Al principio se relajó, pero luego se preocupó. Por primera vez vio la posibilidad de morir allí, solo, en el trabajo. Era irónico y perturbador. Se levantó y pulsó el botón de la campana iluminado por el halo naranja de la luz de emergencia, pero esta vez no sonó nada en absoluto. Aporreó la puerta insistentemente, obviando el dolor de sus manos. Por lo menos estaba ocupado. Intentó abrirla con los dedos, pero no se movieron ni un milímetro.
—¿Hola? —Una voz femenina venía del exterior.
—Hola, joder, estoy aquí encerrado, en el ascensor. He bajado siete plantas de golpe. —Respiró agitadamente—. ¿Puede llamar a alguien?
—Sí.
Le pareció oír unos pasos, pero no podía saberlo con seguridad. Bueno, por lo menos alguien había oído sus golpes. Miró el reloj, las once menos cuarto. Algo crujió en el ascensor, y le pareció estar a bordo de un barco. Sonidos nada alentadores. Se quitó la corbata y se desabrochó y arremangó la camisa. Se notaba que estaba sin ventilación, sudaba.
—Han dicho que están de camino.
—¡Joder! Es una puta emergencia, si se descuelga…

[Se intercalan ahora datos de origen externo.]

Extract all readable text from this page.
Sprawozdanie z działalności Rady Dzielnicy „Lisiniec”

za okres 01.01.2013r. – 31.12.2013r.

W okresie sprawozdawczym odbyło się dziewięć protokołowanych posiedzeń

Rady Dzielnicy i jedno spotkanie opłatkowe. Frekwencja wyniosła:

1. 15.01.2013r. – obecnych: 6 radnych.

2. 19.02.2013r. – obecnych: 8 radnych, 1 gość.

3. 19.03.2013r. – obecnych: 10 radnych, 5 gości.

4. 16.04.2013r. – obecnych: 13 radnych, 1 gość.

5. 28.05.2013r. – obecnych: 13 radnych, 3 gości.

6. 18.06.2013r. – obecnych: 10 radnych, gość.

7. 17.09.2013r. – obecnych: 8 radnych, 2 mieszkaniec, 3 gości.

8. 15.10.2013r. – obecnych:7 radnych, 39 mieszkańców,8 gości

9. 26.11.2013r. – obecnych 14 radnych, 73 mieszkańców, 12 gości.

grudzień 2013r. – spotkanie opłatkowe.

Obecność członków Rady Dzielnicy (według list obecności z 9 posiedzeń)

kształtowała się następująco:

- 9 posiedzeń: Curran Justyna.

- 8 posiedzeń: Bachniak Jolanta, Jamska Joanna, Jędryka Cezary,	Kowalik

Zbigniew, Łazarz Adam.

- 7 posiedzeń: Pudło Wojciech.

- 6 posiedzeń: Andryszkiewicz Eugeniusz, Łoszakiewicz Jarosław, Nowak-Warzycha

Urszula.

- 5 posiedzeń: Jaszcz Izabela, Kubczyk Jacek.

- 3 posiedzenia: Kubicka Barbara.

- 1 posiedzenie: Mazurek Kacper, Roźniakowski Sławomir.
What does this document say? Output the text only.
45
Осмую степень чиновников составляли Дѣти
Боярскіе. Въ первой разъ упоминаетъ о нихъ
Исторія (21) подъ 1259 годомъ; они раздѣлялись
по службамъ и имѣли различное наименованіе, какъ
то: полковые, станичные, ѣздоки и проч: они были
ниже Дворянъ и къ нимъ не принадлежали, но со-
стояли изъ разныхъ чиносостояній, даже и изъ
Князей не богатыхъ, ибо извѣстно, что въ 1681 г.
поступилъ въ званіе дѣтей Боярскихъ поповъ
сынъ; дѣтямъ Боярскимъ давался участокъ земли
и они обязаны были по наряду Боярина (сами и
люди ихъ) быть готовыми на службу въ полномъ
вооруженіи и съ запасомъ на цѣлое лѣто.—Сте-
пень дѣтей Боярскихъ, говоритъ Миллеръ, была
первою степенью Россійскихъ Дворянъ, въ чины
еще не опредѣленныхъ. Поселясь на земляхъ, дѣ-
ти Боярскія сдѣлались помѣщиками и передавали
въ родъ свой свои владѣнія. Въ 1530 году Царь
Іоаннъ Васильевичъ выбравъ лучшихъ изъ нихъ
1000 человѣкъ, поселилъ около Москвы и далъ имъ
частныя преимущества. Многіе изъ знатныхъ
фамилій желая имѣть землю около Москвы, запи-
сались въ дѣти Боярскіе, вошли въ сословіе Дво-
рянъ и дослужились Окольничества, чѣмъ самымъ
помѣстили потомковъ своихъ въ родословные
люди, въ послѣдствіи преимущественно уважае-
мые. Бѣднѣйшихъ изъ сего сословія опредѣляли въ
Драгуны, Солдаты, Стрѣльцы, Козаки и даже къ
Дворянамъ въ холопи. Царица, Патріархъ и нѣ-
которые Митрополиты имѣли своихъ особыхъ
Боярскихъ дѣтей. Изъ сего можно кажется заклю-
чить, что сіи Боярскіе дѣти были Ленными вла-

—Tranquilo… Te sacarán, ya lo verás. —Su voz era pausada, amable. Se sentó de nuevo en el suelo.
—Debería haberme ido a casa antes, pero se me fue la hora… Nadie me espera, así que me da igual quedarme solo. Sin compañeros, tengo mejor conexión que en casa, por eso me quedo…
—Es normal teniendo trabajo…
—Sí, de eso no me falta. La verdad, es lo único que tengo… Y ya tengo una edad, ¿sabes? Al principio, me dije, hasta que me asiente. Luego me han ido ascendiendo, más responsabilidades, más trabajo…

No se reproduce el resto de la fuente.